Tuesday, November 14, 2006
Today was mildly slimy. Packed trainer into bike with backpack and bags of clothes because I'm going to the indoor training ride after work. That many changes of clothes ends up taking lots of space.
It's drizzling - just a tad heavier than a mist, so it's enough that I wished I worn the techamphibian shoes (for professional waterfall climbers, especially when I slipped all over the pedal getting into the toe clips. Still, with the layers under the rain suit, I'm perfectly comfortable and cruising happily.
Yes, I'm going to be a little late; no, I'm not going to hurry in the slime.
I reflect that being unique has its advantages as I reckon that bus driver and I didn't go through the reverse chicken routine ("you gonna go?" "I dunno, you gonna go?") because s/he knew that the lady on the skateboard bike didn't blow through four-way stops.
Green Street's quiet. Cop with lights between Wright and Sixth. Small prayer that it's something trivial. I make it through both lights on one green.
Green or Clark? Green or Clark? Not sure one is faster...
I will follow that van, that very interesting van with two bikes on the front and strange anomalies in the paint job and who knows what on the roof. Ah, he is turning, so I shall turn.
I've bonded with this van. Clark, it shall be. And I shall never see him again, as he gently accelerates forward... another unrequited bond...

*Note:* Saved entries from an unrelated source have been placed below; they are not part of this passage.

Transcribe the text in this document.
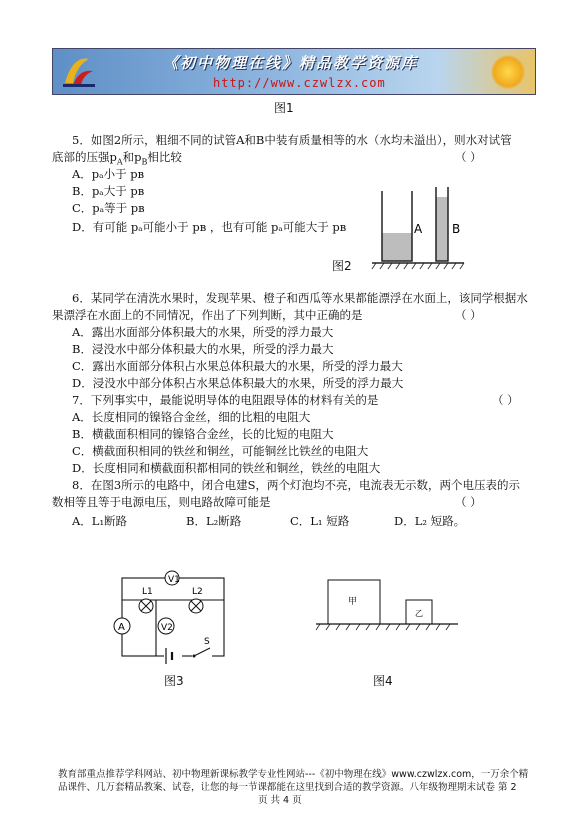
《初中物理在线》精品教学资源库
http://www.czwlzx.com
图1
5．如图2所示，粗细不同的试管A和B中装有质量相等的水（水均未溢出），则水对试管
底部的压强$p_A$和$p_B$相比较	（ ）
A．pₐ小于 pʙ
B．pₐ大于 pʙ
C．pₐ等于 pʙ
D．有可能 pₐ可能小于 pʙ ，也有可能 pₐ可能大于 pʙ	A B
图2
6．某同学在清洗水果时，发现苹果、橙子和西瓜等水果都能漂浮在水面上，该同学根据水
果漂浮在水面上的不同情况，作出了下列判断，其中正确的是	（ ）
A．露出水面部分体积最大的水果，所受的浮力最大
B．浸没水中部分体积最大的水果，所受的浮力最大
C．露出水面部分体积占水果总体积最大的水果，所受的浮力最大
D．浸没水中部分体积占水果总体积最大的水果，所受的浮力最大
7．下列事实中，最能说明导体的电阻跟导体的材料有关的是	（ ）
A．长度相同的镍铬合金丝，细的比粗的电阻大
B．横截面积相同的镍铬合金丝，长的比短的电阻大
C．横截面积相同的铁丝和铜丝，可能铜丝比铁丝的电阻大
D．长度相同和横截面积都相同的铁丝和铜丝，铁丝的电阻大
8．在图3所示的电路中，闭合电建S，两个灯泡均不亮，电流表无示数，两个电压表的示
数相等且等于电源电压，则电路故障可能是	（ ）
A．L₁断路	B．L₂断路	C．L₁ 短路	D．L₂ 短路。
V1
L1	L2
A	V2
S
图3
甲
乙
图4
教育部重点推荐学科网站、初中物理新课标教学专业性网站---《初中物理在线》www.czwlzx.com，一万余个精
品课件、几万套精品教案、试卷，让您的每一节课都能在这里找到合适的教学资源。八年级物理期末试卷 第 2
页 共 4 页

Red light at Springfield and he's in the left lane, I'm in the right. I get to check out the bicycles in the front, which are much like the van. INteresting colors and definitely not new.
Green light. The venerable object accelerates even more gently through the intersection than I do. It's several hundred yards later when I glance over, and he's easing by me. What will our interaction be? Silly? Ambiguous (always, but how much)? Warm? Too warm? Cool?
He lifts his hand from the steering wheel and makes a slow, almost solemn gesture: a peace sign.
My heart sings "Amen." My smile covers the whole lane. Can he know that yes, I'm riding because I can't stomach buying gasoline without extreme provocation, because I really believe it contributes to the greed and carnage we are so thoroughly insulated from? Oh, probably not, but MAYBE. Maybe my drizzly self has brought him some joy, too. If I weren't the klutz that I am, I would have returned a gesture, but I'm a both-hands-on-the-bars rider.
and yes, I know, this is kinda like a 13-year-old with a crush on the lifeguard, reading all kinds of things into the tiniest gesture, but one lives in hope :-)
Oh, let's bring it back. Let's unite for peace. Let's communicate our unity, admit to a tiny bit of hope. I am going to practice. Even toting trainer and backpack, I should be able to make the secret sign. Let's make it not so secret.